MENTAL HEALTH IN THE XXI.TH CENTURY – LESSONS TO BE LEARN FROM THE PANDEMIC
Dr. Melinda Medgyaszai
Our understanding of mental health became more complex in the 21th century, as more evidences have been found about the interconnectivity of the human body and mind, as well as its social and environmental determinants. The first part of presentation will concentrate on interfaces of the different natural sciences, with emphasis on the immune system: the possible link between our bodily functions and mental state. Examples from animal experiments and human studies will be presented. Challenges, risks, harmful and protective ways and means will be discussed. In the second part we will broad our horizon. Human beings are part of the nature as well as the surrounding society. The “One Health” concept recognizes the importance of interactions between people, animals, plants, environment and climate. Results from the pandemy’s boost of scientific research in social dimensions are impressive and approve that “no man is an island”.
Associate Professor in Global Health and Psychology of Power and Vice-Director of the Human Rights Centre at the University of Padova. Contract Professor in Social Epidemiology at the School of Medicine, University of Bologna. He worked as an Associate Professor at the School of Public Health, University of Michigan and Department of Public Health, University of California Davis. He also worked as Senior Lecturer in Epidemiology and Public Health at University College London. His education includes a PhD and a Master in (Global) Public Health (minor in Public Policy) at the University of California Los Angeles (UCLA.). He worked internationally and consulted for UN agencies such as the World Health Organization and the World Bank as well as international non-governmental organizations in Guatemala, Mexico, Russia, Tanzania and Vietnam.
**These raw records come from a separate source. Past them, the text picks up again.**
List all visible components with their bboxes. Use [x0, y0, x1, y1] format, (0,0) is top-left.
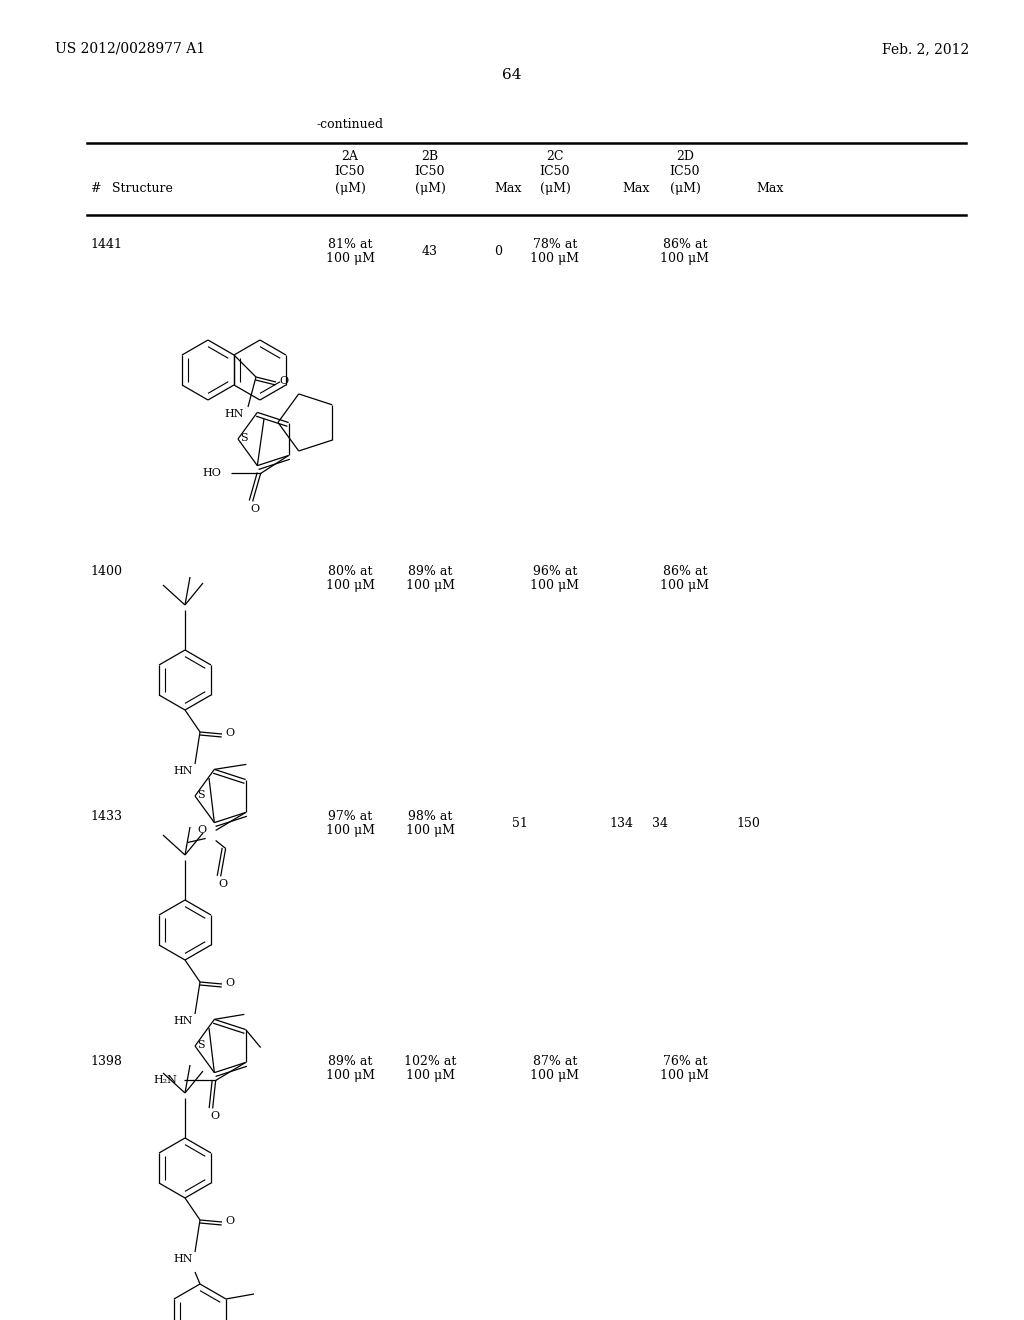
Text: 89% at: 89% at: [328, 1055, 372, 1068]
Text: 100 μM: 100 μM: [530, 579, 580, 591]
Text: -continued: -continued: [316, 117, 384, 131]
Text: 64: 64: [502, 69, 522, 82]
Text: 100 μM: 100 μM: [326, 824, 375, 837]
Text: O: O: [219, 879, 227, 890]
Text: US 2012/0028977 A1: US 2012/0028977 A1: [55, 42, 205, 55]
Text: 34: 34: [652, 817, 668, 830]
Text: IC50: IC50: [415, 165, 445, 178]
Text: 100 μM: 100 μM: [660, 252, 710, 265]
Text: 2D: 2D: [676, 150, 694, 162]
Text: 100 μM: 100 μM: [660, 1069, 710, 1082]
Text: (μM): (μM): [540, 182, 570, 195]
Text: 86% at: 86% at: [663, 565, 708, 578]
Text: HN: HN: [224, 409, 244, 418]
Text: 86% at: 86% at: [663, 238, 708, 251]
Text: 100 μM: 100 μM: [326, 579, 375, 591]
Text: HN: HN: [173, 766, 193, 776]
Text: 78% at: 78% at: [532, 238, 578, 251]
Text: 100 μM: 100 μM: [406, 1069, 455, 1082]
Text: HN: HN: [173, 1254, 193, 1265]
Text: IC50: IC50: [540, 165, 570, 178]
Text: O: O: [225, 978, 234, 987]
Text: Max: Max: [757, 182, 783, 195]
Text: IC50: IC50: [670, 165, 700, 178]
Text: HN: HN: [173, 1016, 193, 1026]
Text: 150: 150: [736, 817, 760, 830]
Text: 1441: 1441: [90, 238, 122, 251]
Text: 80% at: 80% at: [328, 565, 373, 578]
Text: Feb. 2, 2012: Feb. 2, 2012: [882, 42, 969, 55]
Text: 89% at: 89% at: [408, 565, 453, 578]
Text: H₂N: H₂N: [154, 1076, 177, 1085]
Text: 2C: 2C: [546, 150, 564, 162]
Text: (μM): (μM): [335, 182, 366, 195]
Text: Max: Max: [495, 182, 521, 195]
Text: O: O: [197, 825, 206, 836]
Text: 100 μM: 100 μM: [406, 824, 455, 837]
Text: 2A: 2A: [342, 150, 358, 162]
Text: 100 μM: 100 μM: [326, 1069, 375, 1082]
Text: 81% at: 81% at: [328, 238, 373, 251]
Text: O: O: [211, 1111, 220, 1122]
Text: Max: Max: [623, 182, 649, 195]
Text: O: O: [225, 729, 234, 738]
Text: 100 μM: 100 μM: [406, 579, 455, 591]
Text: O: O: [251, 504, 260, 515]
Text: 1400: 1400: [90, 565, 122, 578]
Text: HO: HO: [203, 469, 221, 478]
Text: 100 μM: 100 μM: [530, 252, 580, 265]
Text: 87% at: 87% at: [532, 1055, 578, 1068]
Text: 96% at: 96% at: [532, 565, 578, 578]
Text: 102% at: 102% at: [403, 1055, 456, 1068]
Text: 43: 43: [422, 246, 438, 257]
Text: 76% at: 76% at: [663, 1055, 708, 1068]
Text: 100 μM: 100 μM: [530, 1069, 580, 1082]
Text: #: #: [90, 182, 100, 195]
Text: 134: 134: [609, 817, 633, 830]
Text: O: O: [225, 1216, 234, 1226]
Text: IC50: IC50: [335, 165, 366, 178]
Text: 2B: 2B: [422, 150, 438, 162]
Text: 1398: 1398: [90, 1055, 122, 1068]
Text: 0: 0: [494, 246, 502, 257]
Text: 100 μM: 100 μM: [326, 252, 375, 265]
Text: S: S: [197, 1040, 205, 1049]
Text: 51: 51: [512, 817, 528, 830]
Text: 100 μM: 100 μM: [660, 579, 710, 591]
Text: (μM): (μM): [415, 182, 445, 195]
Text: O: O: [279, 376, 288, 385]
Text: 1433: 1433: [90, 810, 122, 822]
Text: (μM): (μM): [670, 182, 700, 195]
Text: S: S: [197, 789, 205, 800]
Text: 97% at: 97% at: [328, 810, 372, 822]
Text: S: S: [240, 433, 248, 444]
Text: 98% at: 98% at: [408, 810, 453, 822]
Text: Structure: Structure: [112, 182, 173, 195]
Author of numerous publications in the fields of socioeconomic determinants of health, globalization, and health and ecological economics. He has published in major peer-reviewed journals including Nature, The Lancet, British Medical Journal and Annals of Internal Medicine.
He is now working on a new book that will be published by Routledge entitled “All will go well: how to manage a pandemic and avoid the next one” a topic covered in a Ted Talk delivered in 2021.
Medical doctor with two specialties: microbiology and psychotherapy. During the pandemy as a „woman of two trades” she could help patients, colleagues, and the general public to understand the biological characteristics of viruses, especially the new coronavirus and the human immunological system fighting against them.
She is especially interested in psychoimmunology: the role of the brain in the body’s reactions in times of danger: under attack by pathogens, cancers and stressors in general. She's a self-employed private cognitive-behavioral therapist and a consultant of the National Korányi Institute for Pulmonology in COVID-19 related issues.